SINGAPORE (1947, John Brahm) Una vida y un amor
Como sucediera en más ocasiones de las deseadas en la filmografía de John Brahm, también en SINGAPORE (Una vida y un amor, 1947) este tuvo que asumir su continuidad laboral al servicio de propuestas cinematográficas no solo enmarcadas dentro de los límites del cine de géneros, sino fundamentalmente al servicio de historias que suponían reediciones más o menos confesas de éxitos precedentes. Fue sin duda una situación con la que tuvieron que apechugar numerosos de sus compañeros, y que de alguna manera condicionó la repercusión o valoración de su cine.
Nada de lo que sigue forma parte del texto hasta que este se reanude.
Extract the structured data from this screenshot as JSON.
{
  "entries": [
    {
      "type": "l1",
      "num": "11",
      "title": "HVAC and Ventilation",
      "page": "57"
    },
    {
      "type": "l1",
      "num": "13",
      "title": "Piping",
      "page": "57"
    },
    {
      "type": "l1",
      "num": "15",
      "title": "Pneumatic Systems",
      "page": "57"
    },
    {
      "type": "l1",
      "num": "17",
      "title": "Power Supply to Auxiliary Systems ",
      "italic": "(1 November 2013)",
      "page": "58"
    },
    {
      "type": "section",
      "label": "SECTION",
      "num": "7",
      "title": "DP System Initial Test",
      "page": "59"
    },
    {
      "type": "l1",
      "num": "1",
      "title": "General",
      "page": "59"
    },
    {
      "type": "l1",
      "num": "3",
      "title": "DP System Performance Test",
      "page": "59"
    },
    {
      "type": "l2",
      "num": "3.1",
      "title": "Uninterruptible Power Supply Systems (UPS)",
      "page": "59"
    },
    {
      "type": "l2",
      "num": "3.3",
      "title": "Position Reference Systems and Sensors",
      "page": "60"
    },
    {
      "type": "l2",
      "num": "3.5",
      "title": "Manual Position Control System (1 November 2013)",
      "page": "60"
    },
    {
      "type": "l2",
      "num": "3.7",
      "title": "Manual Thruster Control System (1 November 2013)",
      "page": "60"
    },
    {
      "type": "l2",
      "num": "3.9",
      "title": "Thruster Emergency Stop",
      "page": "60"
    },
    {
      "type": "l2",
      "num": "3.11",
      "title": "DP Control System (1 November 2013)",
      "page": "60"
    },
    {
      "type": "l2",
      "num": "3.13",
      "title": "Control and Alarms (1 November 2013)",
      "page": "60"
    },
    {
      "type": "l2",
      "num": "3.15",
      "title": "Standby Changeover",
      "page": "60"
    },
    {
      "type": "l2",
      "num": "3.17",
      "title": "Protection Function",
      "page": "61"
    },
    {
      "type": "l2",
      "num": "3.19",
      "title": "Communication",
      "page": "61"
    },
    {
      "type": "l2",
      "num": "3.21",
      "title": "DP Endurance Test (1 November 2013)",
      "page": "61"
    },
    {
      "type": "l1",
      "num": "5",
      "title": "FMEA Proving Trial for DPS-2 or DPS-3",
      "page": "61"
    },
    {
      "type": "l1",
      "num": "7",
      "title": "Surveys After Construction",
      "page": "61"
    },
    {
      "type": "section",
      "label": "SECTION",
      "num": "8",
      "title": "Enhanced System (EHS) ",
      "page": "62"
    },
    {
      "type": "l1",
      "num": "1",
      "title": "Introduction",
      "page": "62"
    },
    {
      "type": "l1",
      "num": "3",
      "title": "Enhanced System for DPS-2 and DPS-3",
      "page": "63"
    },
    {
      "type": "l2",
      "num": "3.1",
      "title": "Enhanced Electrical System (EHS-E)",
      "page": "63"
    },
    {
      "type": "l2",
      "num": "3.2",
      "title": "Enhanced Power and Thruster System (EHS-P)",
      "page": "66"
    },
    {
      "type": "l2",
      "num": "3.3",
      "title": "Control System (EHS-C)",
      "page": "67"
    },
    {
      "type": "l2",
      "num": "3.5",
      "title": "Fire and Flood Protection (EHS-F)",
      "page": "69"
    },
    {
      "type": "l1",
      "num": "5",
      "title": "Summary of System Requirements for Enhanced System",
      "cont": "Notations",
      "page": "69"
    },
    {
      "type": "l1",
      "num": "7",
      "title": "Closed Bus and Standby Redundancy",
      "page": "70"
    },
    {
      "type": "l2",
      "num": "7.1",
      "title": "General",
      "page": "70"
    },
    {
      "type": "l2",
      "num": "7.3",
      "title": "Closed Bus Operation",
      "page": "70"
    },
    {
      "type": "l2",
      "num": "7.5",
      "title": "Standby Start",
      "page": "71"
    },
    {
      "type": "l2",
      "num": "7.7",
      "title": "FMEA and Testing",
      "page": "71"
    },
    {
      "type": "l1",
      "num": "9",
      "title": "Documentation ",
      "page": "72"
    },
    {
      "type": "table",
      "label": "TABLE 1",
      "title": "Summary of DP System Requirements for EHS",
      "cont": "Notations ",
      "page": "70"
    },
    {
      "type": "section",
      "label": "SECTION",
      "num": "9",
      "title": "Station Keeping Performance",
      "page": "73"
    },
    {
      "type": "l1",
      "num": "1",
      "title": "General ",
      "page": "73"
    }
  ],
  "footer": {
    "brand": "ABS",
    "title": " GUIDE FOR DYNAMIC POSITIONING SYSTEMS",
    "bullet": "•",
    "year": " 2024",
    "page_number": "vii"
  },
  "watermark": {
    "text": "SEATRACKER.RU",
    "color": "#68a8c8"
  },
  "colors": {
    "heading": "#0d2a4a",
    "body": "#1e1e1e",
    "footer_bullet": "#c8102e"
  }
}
Dentro de ese contexto, no cabe duda que el título que comentamos tiene su marco de referencia no solo en un título tan paradigmático y, permítaseme decirlo, sobrevalorado como CASABLANCA (1942, Michael Curtiz) y otros referentes –a mi juicio más valiosos-, como el representado en TO HAVE AND HAVE NOT (Tener o no tener, 1944. Howard Hawks). Como en aquellos casos nos encontramos con un marco de desarrollo situado en una ciudad más o menos exótica, definida por un contexto bélico, dos personajes que se aman, combinar elementos de aventura, rasgo irónico en el personaje masculino, un contexto de personajes secundarios más o menos similares al del film de Curtiz… De forma más o menos pertinente, todo ello se da cita en esta simpática producción de la Universal Internacional, en la que además se introduce uno de los estilemas reconocidos en el cine de Brahm; el peso del pasado, el atavismo de la memoria proyectada en el presente. Un rasgo que, quien lo sabe, quizá fuera introducido por el propio realizador o puede que se encontrara ya presente en la propuesta argumental de Seton I. Miller –artífice de la historia original y el propio guión cinematográfico-. Sea de una forma u otra, lo cierto es que su pertinencia lo liga a uno de los temas más recurrentes del director, proporcionando además un grado de singularidad dentro del conjunto de referencias brindado por la película.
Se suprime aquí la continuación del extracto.